- Date: 21–26 March
- Edition: 7th
- Draw: 32S / 16D
- Prize money: $50,000+H
- Surface: Hard
- Location: Guadalajara, Mexico

Champions

Singles
- Mirza Bašić

Doubles
- Santiago González / Artem Sitak
| Jalisco Open |

= 2017 Jalisco Open =

The 2017 Jalisco Open will be a professional tennis tournament played on hard courts. It will be the seventh edition of the tournament which will be part of the 2017 ATP Challenger Tour.

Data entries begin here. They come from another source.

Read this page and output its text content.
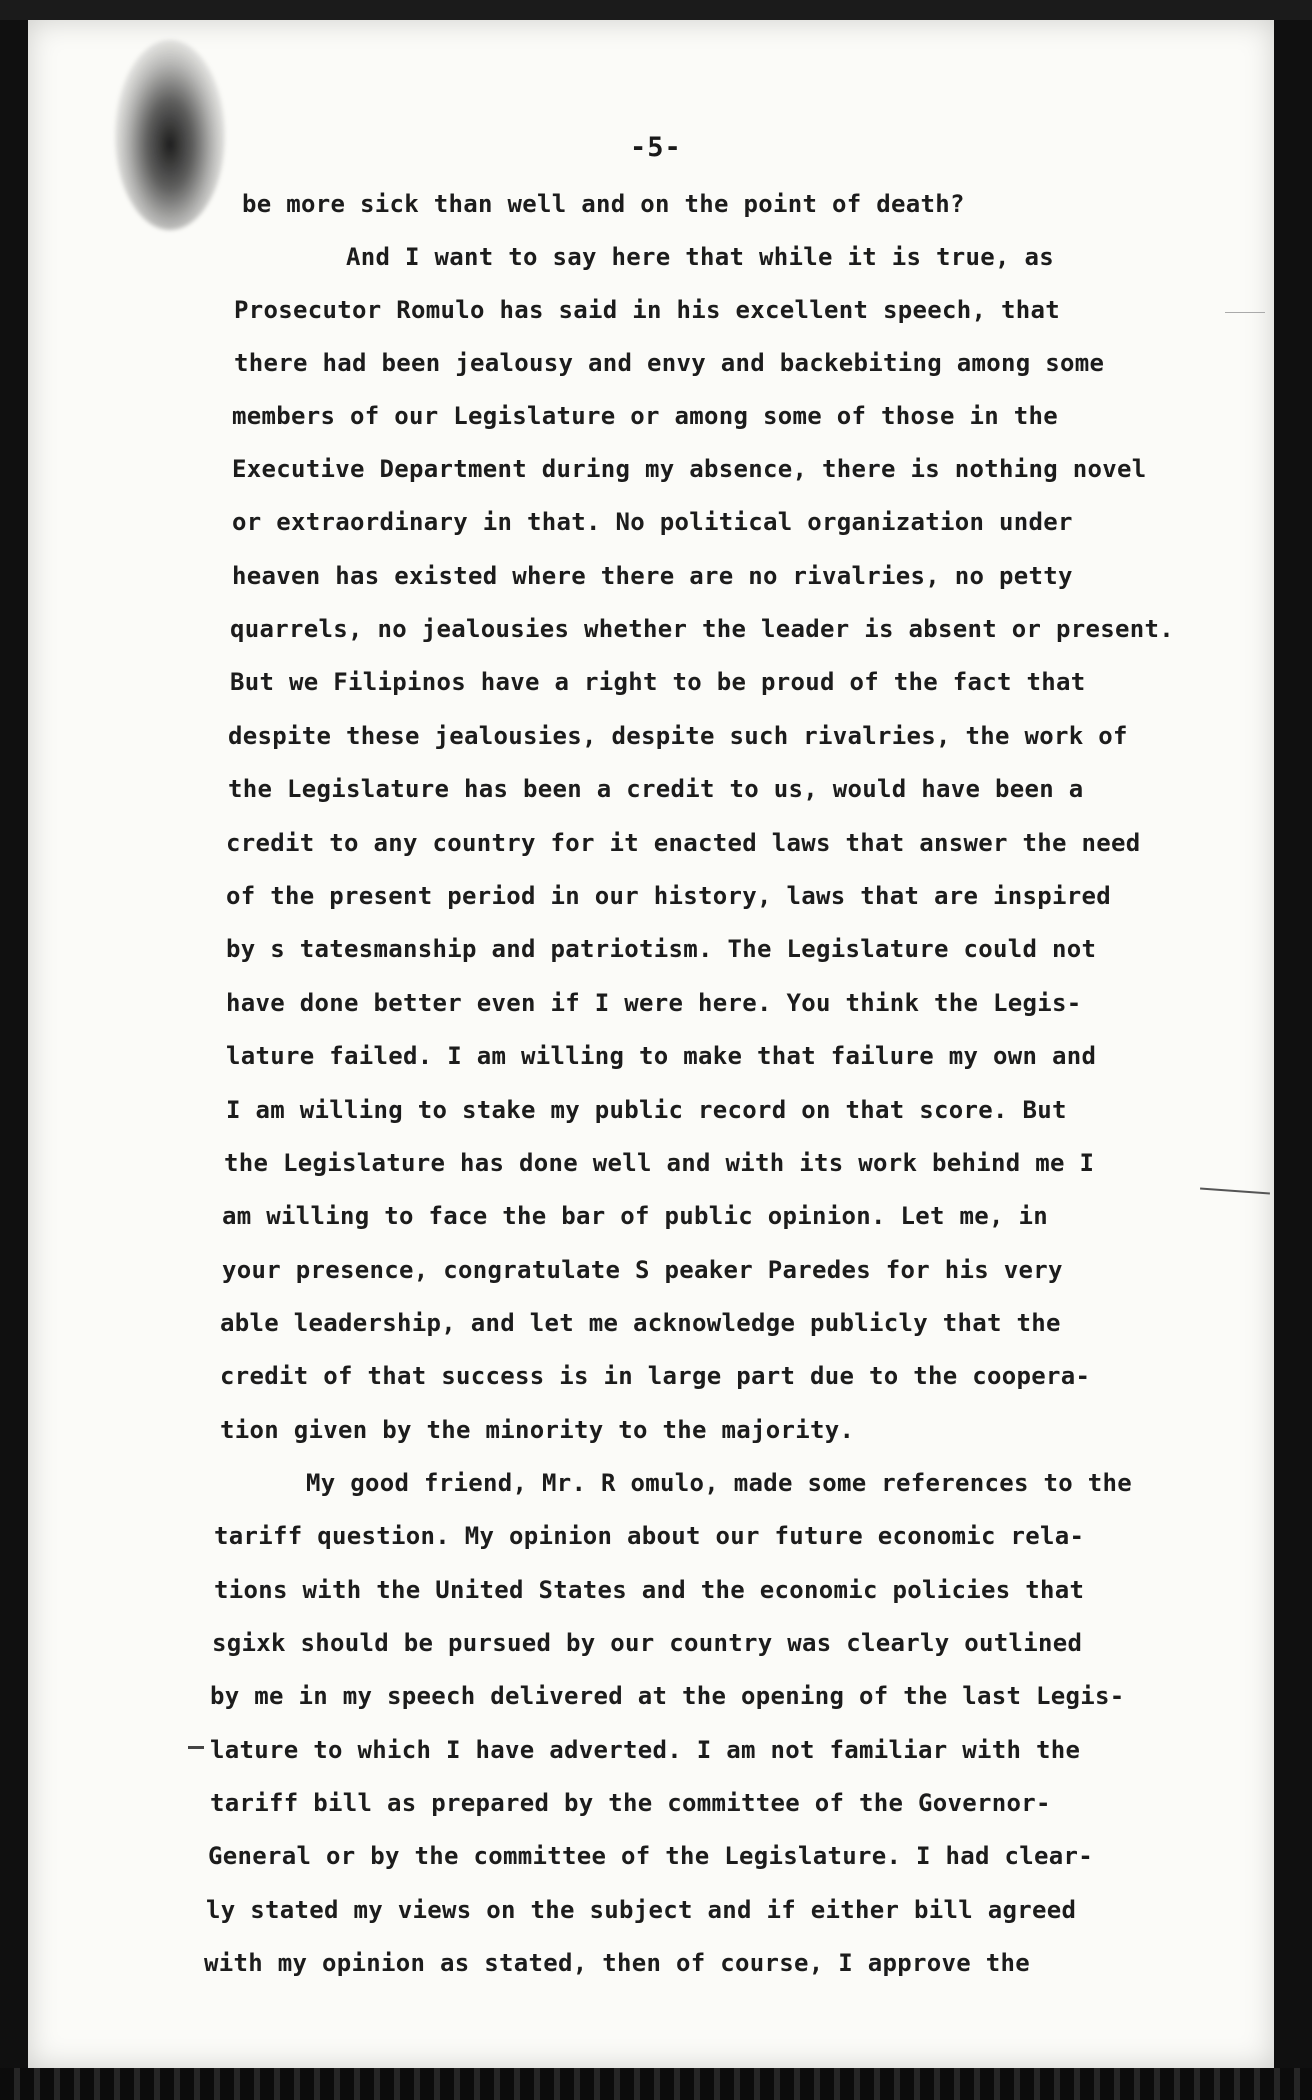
-5-
be more sick than well and on the point of death?
And I want to say here that while it is true, as
Prosecutor Romulo has said in his excellent speech, that
there had been jealousy and envy and backebiting among some
members of our Legislature or among some of those in the
Executive Department during my absence, there is nothing novel
or extraordinary in that. No political organization under
heaven has existed where there are no rivalries, no petty
quarrels, no jealousies whether the leader is absent or present.
But we Filipinos have a right to be proud of the fact that
despite these jealousies, despite such rivalries, the work of
the Legislature has been a credit to us, would have been a
credit to any country for it enacted laws that answer the need
of the present period in our history, laws that are inspired
by s tatesmanship and patriotism. The Legislature could not
have done better even if I were here. You think the Legis-
lature failed. I am willing to make that failure my own and
I am willing to stake my public record on that score. But
the Legislature has done well and with its work behind me I
am willing to face the bar of public opinion. Let me, in
your presence, congratulate S peaker Paredes for his very
able leadership, and let me acknowledge publicly that the
credit of that success is in large part due to the coopera-
tion given by the minority to the majority.
My good friend, Mr. R omulo, made some references to the
tariff question. My opinion about our future economic rela-
tions with the United States and the economic policies that
sgixk should be pursued by our country was clearly outlined
by me in my speech delivered at the opening of the last Legis-
lature to which I have adverted. I am not familiar with the
tariff bill as prepared by the committee of the Governor-
General or by the committee of the Legislature. I had clear-
ly stated my views on the subject and if either bill agreed
with my opinion as stated, then of course, I approve the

It will take place in Guadalajara, Mexico between 21 and 26 March 2017.

==Singles main-draw entrants==
===Seeds===

| Country | Player | Rank^{1} | Seed |
|---|---|---|---|
| DOM | Víctor Estrella Burgos | 91 | 1 |
| CAN | Vasek Pospisil | 129 | 2 |
| USA | Tennys Sandgren | 166 | 3 |
| TPE | Jason Jung | 170 | 4 |
| USA | Dennis Novikov | 173 | 5 |
| USA | Noah Rubin | 177 | 6 |
| ESA | Marcelo Arévalo | 184 | 7 |
| AUS | Sam Groth | 187 | 8 |

- ^{1} Rankings as of March 6, 2017.

===Other entrants===
The following players received wildcards into the singles main draw:
- MEX Hans Hach Verdugo
- MEX Eduardo Yahir Orozco Rangel
- MEX Luis Patiño
- MEX Manuel Sánchez

The following players received entry into the singles main draw as alternates:
- ESP Adrián Menéndez Maceiras
- BRA Caio Zampieri

The following players received entry from the qualifying draw:
- AUS Alex De Minaur
- GBR Lloyd Glasspool
- ECU Emilio Gómez
- USA Austin Krajicek

==Champions==
===Singles===

- BIH Mirza Bašić def. CAN Denis Shapovalov 6–4, 6–4.

===Doubles===

- MEX Santiago González / NZL Artem Sitak def. AUS Luke Saville / AUS John-Patrick Smith 6–3, 1–6, [10–5].